Una premessa non certo rassicurante alla quale si aggiungono le altrettanto poco rassicuranti parole di Ursula Von Der Leyen, presidente della commissione europea, che nel suo ultimo discorso sullo stato dell’Unione ha detto esplicitamente che la Commissione studierà una strategia per rafforzare i diritti delle persone LGBTQI, “compreso il riconoscimento delle relazioni familiari, nell’Unione Europea. Chi è genitore in un Paese, è genitore in tutti Paesi”.

Ci chiediamo allora anche chi stia rappresentando l’Italia a questo tavolo e soprattutto in che modo, perché è chiaro che ci si sta muovendo nella direzione del riconoscimento della GPA, adducendo la motivazione che “in quanto esiste dev’essere normata”. Come se tutto ciò che accade nella realtà (bello o brutto che sia) debba necessariamente avere un riconoscimento giuridico.

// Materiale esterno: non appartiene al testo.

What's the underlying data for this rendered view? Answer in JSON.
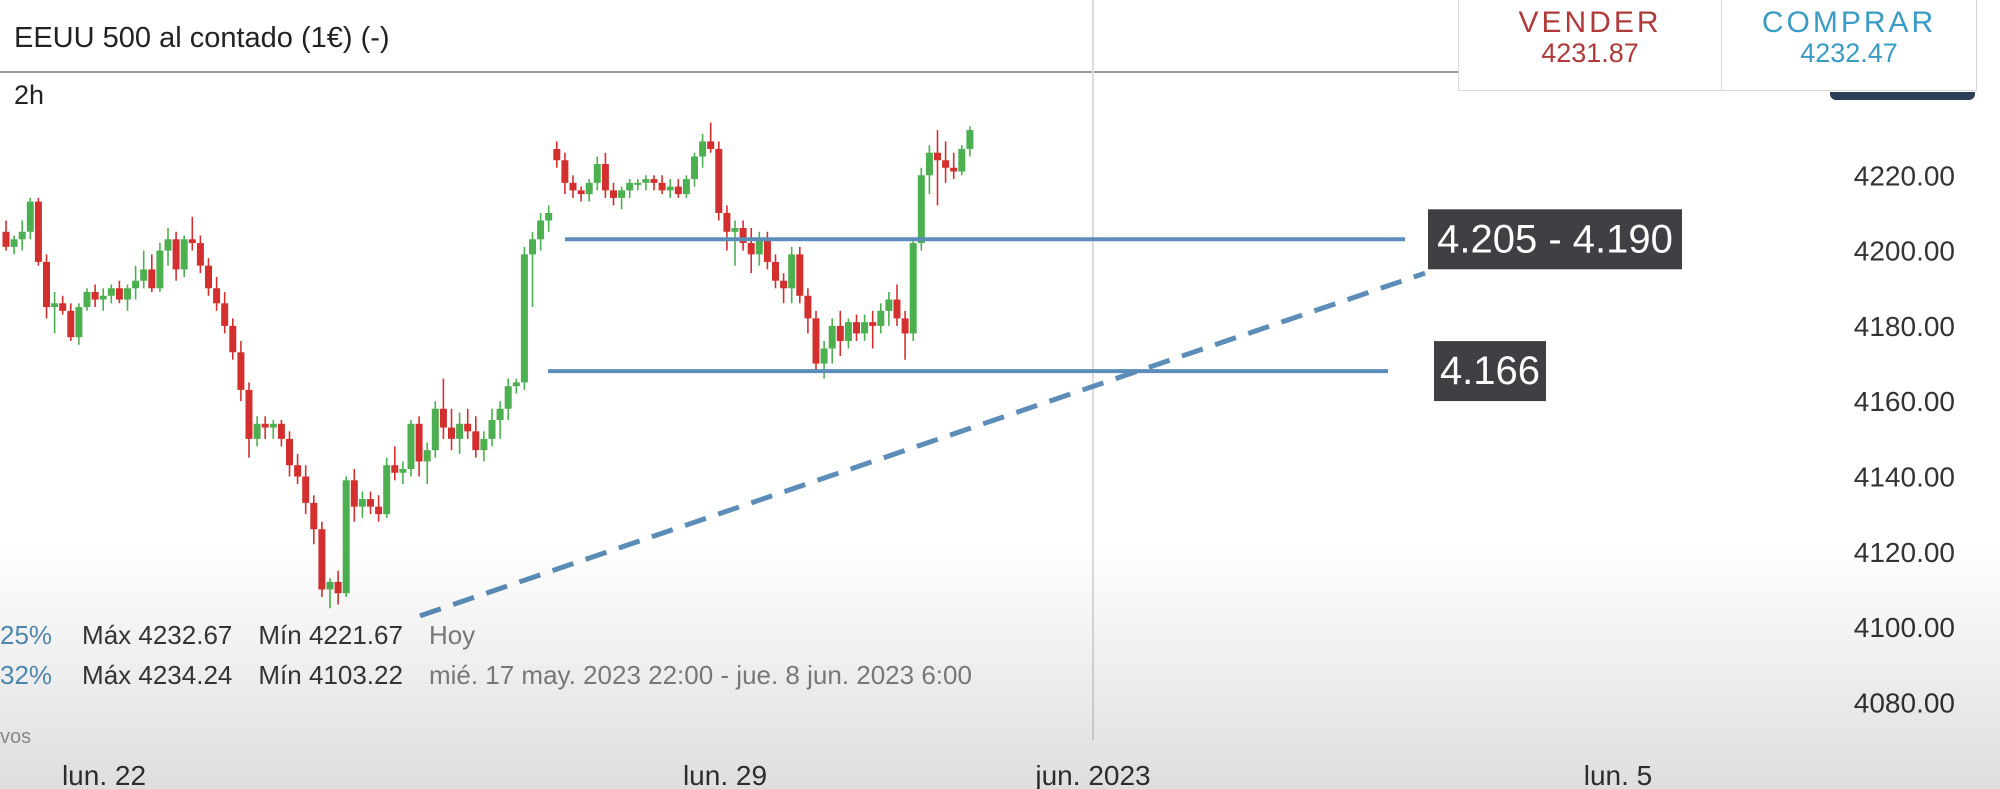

eraltro l’Associazione dei nati da donatori e utero in affitto, in un documento sottoscritto da 1300 firme, arricchito di testimonianze personali, ha espresso forte contrarietà riguardo l’approvazione di simili pratiche e, soprattutto ha lamentato l’esclusione a priori da un tavolo così importante e decisivo, nel quale, come lamentano, “non ci sono nati da donatori, non ci sono nati da surrogata”. Quindi ci si chiede sulla base di quali, o meglio, di quale punto di vista si stia per prendere decisioni ferali che avranno ripercussioni gravissime sulla vita dei futuri nascituri.